Esso consiste dunque principalmente in una situazione giuridica che,

prescindendo dalla presenza fisica del soggetto, è caratterizzata dall'elemento

soggettivo, cioè dalla volontà di stabilire e conservare in quel luogo la sede

principale dei propri affari ed interessi (Cass. 21 marzo 1968, n. 884).”.

Alla luce della circolare sopra citata, risulta evidente che:

- è irrilevante l’iscrizione nell’anagrafe della popolazione residente ai fini

dell’individuazione del soggetto passivo d’imposta in Italia;

- la residenza è intesa quale res facti, poiché non può prescindere

dall’insistere sul luogo, con relativa stabilità, del soggetto e l’elemento

intenzionale assume rilevanza secondaria;

- il domicilio è, invece, definito res iuris in quanto situazione giuridica

caratterizzata dalla volontà di stabilire e conservare in un determinato

luogo la sede principale dei propri affari ed interessi (vedi in questo senso

la sentenza della Corte di Cassazione del 21 marzo 1968, n. 884).

Nel caso di specie, non v’è dubbio che l’intenzione dell’interpellante sia

quella di costituire nel territorio italiano il centro dei propri interessi, ed ivi

svolgere l’attività lavorativa. Pertanto, la circostanza che nel territorio italiano

venga costituito il domicilio fiscale, pur in presenza della residenza in un paese

terzo (Repubblica di San Marino) non è di ostacolo a considerare l’istante quale

soggetto passivo di imposta alla stregua di un soggetto residente.

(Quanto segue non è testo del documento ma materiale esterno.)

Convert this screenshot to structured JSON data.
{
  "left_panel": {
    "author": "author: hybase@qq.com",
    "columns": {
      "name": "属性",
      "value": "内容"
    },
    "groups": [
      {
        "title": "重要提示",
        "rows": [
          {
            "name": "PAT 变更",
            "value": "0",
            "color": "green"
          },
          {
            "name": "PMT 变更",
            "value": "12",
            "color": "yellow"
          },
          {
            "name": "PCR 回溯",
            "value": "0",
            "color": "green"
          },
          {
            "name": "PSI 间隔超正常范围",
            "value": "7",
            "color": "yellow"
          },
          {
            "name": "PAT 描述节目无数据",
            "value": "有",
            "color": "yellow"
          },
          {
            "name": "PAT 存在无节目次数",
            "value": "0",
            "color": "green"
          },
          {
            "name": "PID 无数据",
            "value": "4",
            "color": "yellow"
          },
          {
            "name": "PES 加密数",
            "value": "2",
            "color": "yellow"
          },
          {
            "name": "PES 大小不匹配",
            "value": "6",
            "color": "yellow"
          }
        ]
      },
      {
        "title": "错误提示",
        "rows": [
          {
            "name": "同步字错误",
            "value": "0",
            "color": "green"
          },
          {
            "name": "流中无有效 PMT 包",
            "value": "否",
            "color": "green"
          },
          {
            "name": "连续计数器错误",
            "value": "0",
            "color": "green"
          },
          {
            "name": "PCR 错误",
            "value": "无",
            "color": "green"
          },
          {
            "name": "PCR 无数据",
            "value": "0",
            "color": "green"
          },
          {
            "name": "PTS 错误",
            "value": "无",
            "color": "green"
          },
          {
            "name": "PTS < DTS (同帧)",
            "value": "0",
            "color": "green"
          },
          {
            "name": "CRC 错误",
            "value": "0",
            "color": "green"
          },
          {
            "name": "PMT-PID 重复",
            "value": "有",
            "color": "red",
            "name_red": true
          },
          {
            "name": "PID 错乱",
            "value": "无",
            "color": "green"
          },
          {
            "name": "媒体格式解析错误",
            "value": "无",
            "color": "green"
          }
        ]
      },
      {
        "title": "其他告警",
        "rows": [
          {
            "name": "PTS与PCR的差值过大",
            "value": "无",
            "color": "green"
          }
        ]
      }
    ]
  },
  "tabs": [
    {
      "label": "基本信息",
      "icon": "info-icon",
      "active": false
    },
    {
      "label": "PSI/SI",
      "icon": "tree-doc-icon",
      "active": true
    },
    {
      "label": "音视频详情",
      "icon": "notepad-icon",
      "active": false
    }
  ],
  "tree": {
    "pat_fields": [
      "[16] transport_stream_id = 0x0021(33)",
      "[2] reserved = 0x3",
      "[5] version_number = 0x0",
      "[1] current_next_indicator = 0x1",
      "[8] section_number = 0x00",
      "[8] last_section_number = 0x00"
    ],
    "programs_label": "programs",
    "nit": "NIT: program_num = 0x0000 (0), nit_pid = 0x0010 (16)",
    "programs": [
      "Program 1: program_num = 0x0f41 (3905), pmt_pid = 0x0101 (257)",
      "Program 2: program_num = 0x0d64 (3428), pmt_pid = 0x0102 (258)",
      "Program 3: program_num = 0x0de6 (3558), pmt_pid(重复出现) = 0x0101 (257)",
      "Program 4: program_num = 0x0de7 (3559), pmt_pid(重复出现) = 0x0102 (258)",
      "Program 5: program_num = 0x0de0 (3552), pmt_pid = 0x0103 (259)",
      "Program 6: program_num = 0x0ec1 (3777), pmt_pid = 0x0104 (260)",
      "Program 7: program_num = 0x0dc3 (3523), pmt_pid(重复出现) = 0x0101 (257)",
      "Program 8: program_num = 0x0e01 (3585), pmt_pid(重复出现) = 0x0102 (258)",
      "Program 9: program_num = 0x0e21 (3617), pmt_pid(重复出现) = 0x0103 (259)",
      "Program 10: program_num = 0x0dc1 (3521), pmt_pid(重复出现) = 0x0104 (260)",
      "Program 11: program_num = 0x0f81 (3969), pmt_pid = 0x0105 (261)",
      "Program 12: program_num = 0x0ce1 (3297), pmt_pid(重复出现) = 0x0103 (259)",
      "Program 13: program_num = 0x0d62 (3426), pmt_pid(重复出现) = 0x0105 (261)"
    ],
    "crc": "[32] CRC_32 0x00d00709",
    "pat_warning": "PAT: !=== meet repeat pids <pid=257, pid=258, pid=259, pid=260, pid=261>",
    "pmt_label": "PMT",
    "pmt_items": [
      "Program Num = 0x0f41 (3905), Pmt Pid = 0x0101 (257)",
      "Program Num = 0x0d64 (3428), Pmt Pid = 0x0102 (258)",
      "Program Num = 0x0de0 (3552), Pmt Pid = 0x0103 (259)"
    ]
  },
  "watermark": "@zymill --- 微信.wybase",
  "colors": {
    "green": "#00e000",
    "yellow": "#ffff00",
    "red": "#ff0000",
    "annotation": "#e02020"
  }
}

Peraltro, poiché l’istante non svolge, nel paese di residenza, così come

rappresentato nella richiesta, alcuna attività professionale o imprenditoriale, nel

modello AA9/9, da presentarsi ai sensi dell’articolo 35 del decreto in materia Iva,

dovrà indicare il domicilio fiscale ossia il luogo ove sarà svolta l’attività

lavorativa, al fine di dotarsi di una partita Iva ordinaria.